Coyne describes on page 167 an interesting study done in 1998 by Burley and Symanski in which they tried to manipulate sexual selection among finches by creating a new and entirely novel trait among males to see if females liked it (this is different than merely exaggerating a preexisting feature). They glued a white feather pointing vertically on the heads of males. As it turns out, the females liked it and preferred these artificially modified males! Human body modifications also sometimes result in greater mate attraction. Breast implants, tattoos, and hair styles are all well known examples.
From pages 210 to 220 Coyne provided a very interesting description of the genetic differences between us and our nearest living relatives, and the genetic differences among humans today. While the differences that separate us from chimps are actually substantial when one understands how to interpret the genetic information, the differences among human populations are comparatively nonexistent. There is more variation within races than between them.
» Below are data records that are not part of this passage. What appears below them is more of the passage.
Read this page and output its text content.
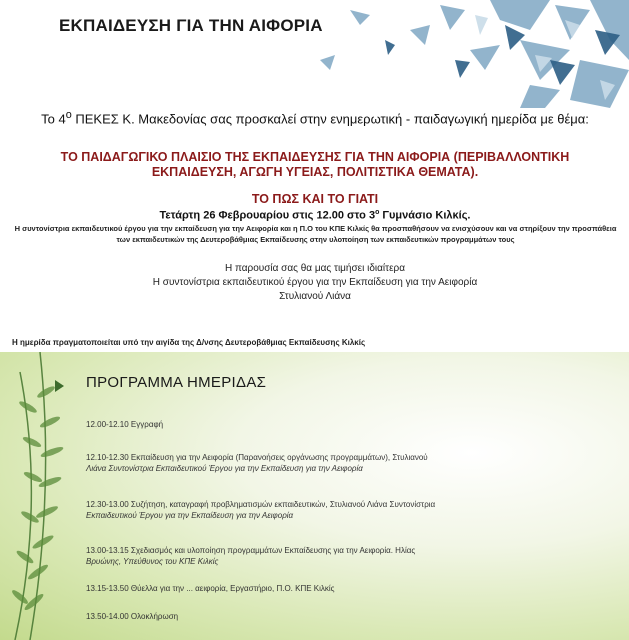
ΕΚΠΑΙΔΕΥΣΗ ΓΙΑ ΤΗΝ ΑΙΦΟΡΙΑ
Το $4^o$ ΠΕΚΕΣ Κ. Μακεδονίας σας προσκαλεί στην ενημερωτική - παιδαγωγική ημερίδα με θέμα:
ΤΟ ΠΑΙΔΑΓΩΓΙΚΟ ΠΛΑΙΣΙΟ ΤΗΣ ΕΚΠΑΙΔΕΥΣΗΣ ΓΙΑ ΤΗΝ ΑΙΦΟΡΙΑ (ΠΕΡΙΒΑΛΛΟΝΤΙΚΗ ΕΚΠΑΙΔΕΥΣΗ, ΑΓΩΓΗ ΥΓΕΙΑΣ, ΠΟΛΙΤΙΣΤΙΚΑ ΘΕΜΑΤΑ).
ΤΟ ΠΩΣ ΚΑΙ ΤΟ ΓΙΑΤΙ
Τετάρτη 26 Φεβρουαρίου στις 12.00 στο $3^o$ Γυμνάσιο Κιλκίς.
Η συντονίστρια εκπαιδευτικού έργου για την εκπαίδευση για την Αειφορία και η Π.Ο του ΚΠΕ Κιλκίς θα προσπαθήσουν να ενισχύσουν και να στηρίξουν την προσπάθεια των εκπαιδευτικών της Δευτεροβάθμιας Εκπαίδευσης στην υλοποίηση των εκπαιδευτικών προγραμμάτων τους
Η παρουσία σας θα μας τιμήσει ιδιαίτερα
Η συντονίστρια εκπαιδευτικού έργου για την Εκπαίδευση για την Αειφορία
Στυλιανού Λιάνα
Η ημερίδα πραγματοποιείται υπό την αιγίδα της Δ/νσης Δευτεροβάθμιας Εκπαίδευσης Κιλκίς
ΠΡΟΓΡΑΜΜΑ ΗΜΕΡΙΔΑΣ
12.00-12.10 Εγγραφή
12.10-12.30 Εκπαίδευση για την Αειφορία (Παρανοήσεις οργάνωσης προγραμμάτων), Στυλιανού
Λιάνα Συντονίστρια Εκπαιδευτικού Έργου για την Εκπαίδευση για την Αειφορία
12.30-13.00 Συζήτηση, καταγραφή προβληματισμών εκπαιδευτικών, Στυλιανού Λιάνα Συντονίστρια
Εκπαιδευτικού Έργου για την Εκπαίδευση για την Αειφορία
13.00-13.15 Σχεδιασμός και υλοποίηση προγραμμάτων Εκπαίδευσης για την Αειφορία. Ηλίας
Βρυώνης, Υπεύθυνος του ΚΠΕ Κιλκίς
13.15-13.50 Θύελλα για την ... αειφορία, Εργαστήριο, Π.Ο. ΚΠΕ Κιλκίς
13.50-14.00 Ολοκλήρωση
Now to the more philosophical problems, which Coyne tackles in the final chapter. While there is research suggesting that "evolution can favor genes that lead to cooperation, altruism, and even morality." Coyne unequivocally states that it is impossible to derive meaning, purpose or ethics from evolution, "It can't tell us what to do, or how we should behave." On pages 230-231 he writes:
The world still teems with selfishness, immorality, and injustice. But look elsewhere and you'll find innumerable acts of kindness and altruism. There may be elements of both behaviors that come from our evolutionary heritage, but these acts are largely matters of choice, not of genes... Evolution tells us where we came from, not where we can go. And although evolution operates in a purposeless, materialistic way, that doesn't mean our lives have no purpose. Whether through religious or secular thought, we make our own purposes, meaning, and morality.That about says it. Evolution gave us the raw materials, and we are active agents in the shaping of our future. We choose which impulses to act on and which to suppress. It is a process of continual growth and change.